Vorzugsaktien sind eine Art Aktien- oder Eigentumssicherung. Im Gegensatz zu Stammaktien haben Vorzugsaktien auf Hauptversammlungen kein Stimmrecht. Vorzugsaktien zahlen jedoch eine feste Dividende, die im Verkaufsprospekt der Aktie bei der erstmaligen Ausgabe der Aktien angegeben ist. Die Dividende muss vor Stammaktiendividenden ausgezahlt werden.

Lesen Sie den Prospekt

Finden Sie die im Prospekt der Vorzugsaktie angegebene prozentuale Dividende. Normalerweise wird der jährliche Dividendenbetrag als Prozentsatz des Nennwerts angegeben, der dem ursprünglichen Briefkurs der Aktie entspricht. Wenn Ihnen der Prospekt nicht zur Verfügung steht, finden Sie die Informationen in der Regel auf der Investor Relations-Website des Unternehmens. Alternativ kann Ihr Broker die Informationen bereitstellen.

Finden Sie den Dollarkurs

Konvertieren Sie den Dividendenprozentsatz in US-Dollar. Den Nennwert für die Vorzugsaktie mit dem Dividendenprozentsatz multiplizieren. Wenn beispielsweise der Dividendenprozentsatz 7,5 Prozent beträgt und die Aktie zu 40 USD je Aktie ausgegeben wurde, beträgt die jährliche Dividende 3 USD je Aktie.

Finden Sie den Marktwert

Erhalten Sie den aktuellen Marktpreis der Aktie. Börsenkurse sind an der Börse erhältlich, an der die Vorzugsaktien gehandelt werden. Alternativ gibt es viele Finanzwebsites, die aktuelle Börsenkurse anbieten. Sie können Ihren Broker auch nach einem aktuellen Preisangebot fragen.

Berechnen Sie den Ertrag

Berechnen Sie die aktuelle Dividendenrendite. Die Rendite ist der effektive Zinssatz, den Sie erhalten, wenn Sie Aktien der Vorzugsaktie kaufen. Die Rendite entspricht der jährlichen Dividende geteilt durch den aktuellen Kurs. Angenommen, eine Vorzugsaktie hat eine jährliche Dividende von 3 USD pro Aktie und wird zu 60 USD pro Aktie gehandelt. Die Rendite entspricht 3 USD geteilt durch 60 USD oder 0,05 USD. Mit 100 multiplizieren, um die prozentuale Ausbeute auf 5 Prozent umzurechnen.

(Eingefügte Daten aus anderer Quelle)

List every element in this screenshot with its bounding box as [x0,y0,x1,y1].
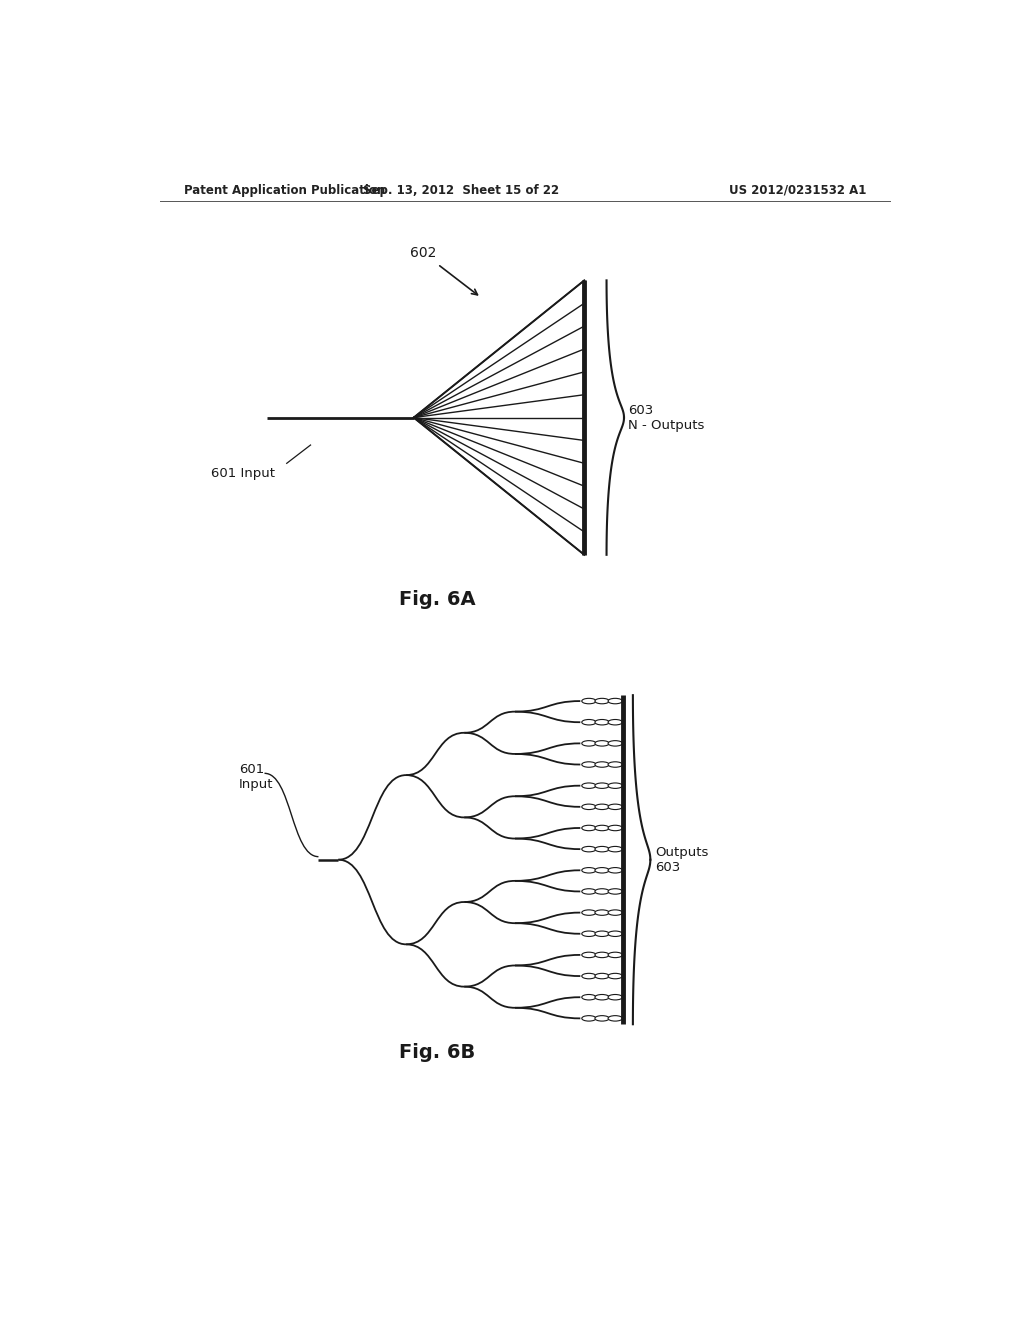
Ellipse shape [595,994,609,1001]
Ellipse shape [608,1015,623,1022]
Ellipse shape [608,846,623,851]
Text: US 2012/0231532 A1: US 2012/0231532 A1 [729,183,866,197]
Ellipse shape [595,846,609,851]
Text: Outputs
603: Outputs 603 [655,846,709,874]
Ellipse shape [582,909,596,915]
Ellipse shape [582,973,596,979]
Ellipse shape [582,741,596,746]
Text: 602: 602 [410,246,436,260]
Ellipse shape [595,825,609,830]
Ellipse shape [595,867,609,873]
Ellipse shape [608,719,623,725]
Ellipse shape [595,1015,609,1022]
Ellipse shape [582,719,596,725]
Ellipse shape [608,909,623,915]
Ellipse shape [608,783,623,788]
Ellipse shape [582,994,596,1001]
Text: 601 Input: 601 Input [211,467,275,480]
Ellipse shape [595,888,609,894]
Ellipse shape [595,783,609,788]
Ellipse shape [608,762,623,767]
Ellipse shape [582,825,596,830]
Ellipse shape [582,846,596,851]
Ellipse shape [608,973,623,979]
Ellipse shape [608,888,623,894]
Ellipse shape [608,931,623,936]
Text: 601
Input: 601 Input [240,763,273,791]
Ellipse shape [582,1015,596,1022]
Ellipse shape [608,804,623,809]
Ellipse shape [595,909,609,915]
Ellipse shape [595,973,609,979]
Text: Patent Application Publication: Patent Application Publication [183,183,385,197]
Text: 603
N - Outputs: 603 N - Outputs [628,404,705,432]
Ellipse shape [595,931,609,936]
Ellipse shape [595,952,609,957]
Ellipse shape [608,952,623,957]
Ellipse shape [595,804,609,809]
Ellipse shape [582,931,596,936]
Ellipse shape [582,804,596,809]
Ellipse shape [582,698,596,704]
Ellipse shape [595,719,609,725]
Ellipse shape [608,741,623,746]
Ellipse shape [608,867,623,873]
Ellipse shape [608,698,623,704]
Text: Fig. 6A: Fig. 6A [399,590,476,610]
Ellipse shape [582,762,596,767]
Ellipse shape [582,952,596,957]
Text: Fig. 6B: Fig. 6B [399,1043,475,1061]
Ellipse shape [595,762,609,767]
Ellipse shape [608,994,623,1001]
Text: Sep. 13, 2012  Sheet 15 of 22: Sep. 13, 2012 Sheet 15 of 22 [364,183,559,197]
Ellipse shape [595,741,609,746]
Ellipse shape [608,825,623,830]
Ellipse shape [582,783,596,788]
Ellipse shape [582,888,596,894]
Ellipse shape [582,867,596,873]
Ellipse shape [595,698,609,704]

Dinge, die man beachten muss

Anleger kaufen in der Regel Vorzugsaktien für die Erträge, die die Dividenden bieten. Wenn das Unternehmen bei den meisten Vorzugsaktien gezwungen ist, eine von ihm aufgelaufene Dividende auszulassen, muss es diese Dividenden dennoch nachträglich zahlen, bevor weitere Stammaktiendividenden gezahlt werden können. Darüber hinaus sind Vorzugsaktien mit einem geringeren Risiko verbunden als Stammaktien, da Vorzugsaktionäre im Falle der Insolvenz der Gesellschaft vor Stammaktienaktionären bezahlt werden müssen.

Zwar besteht eine gewisse Wahrscheinlichkeit für eine Wertsteigerung der Aktie, diese ist jedoch in der Regel begrenzt. Bevorzugte Aktienkurse und Renditen ändern sich tendenziell in Reaktion auf die vorherrschenden Zinssätze. Wenn die Zinssätze steigen, können die Vorzugsaktienkurse fallen, wodurch die Dividendenrenditen steigen. Das Gegenteil kann eintreten, wenn die Zinssätze fallen, was bedeutet, dass der Aktienkurs steigen und die Dividendenrendite fallen kann.

Bei der Beurteilung des Investitionspotenzials einer Vorzugsaktie ist es am besten, die Dividendenrendite mit den Renditen von Unternehmensanleihen und anderen Vorzugsaktien zu vergleichen.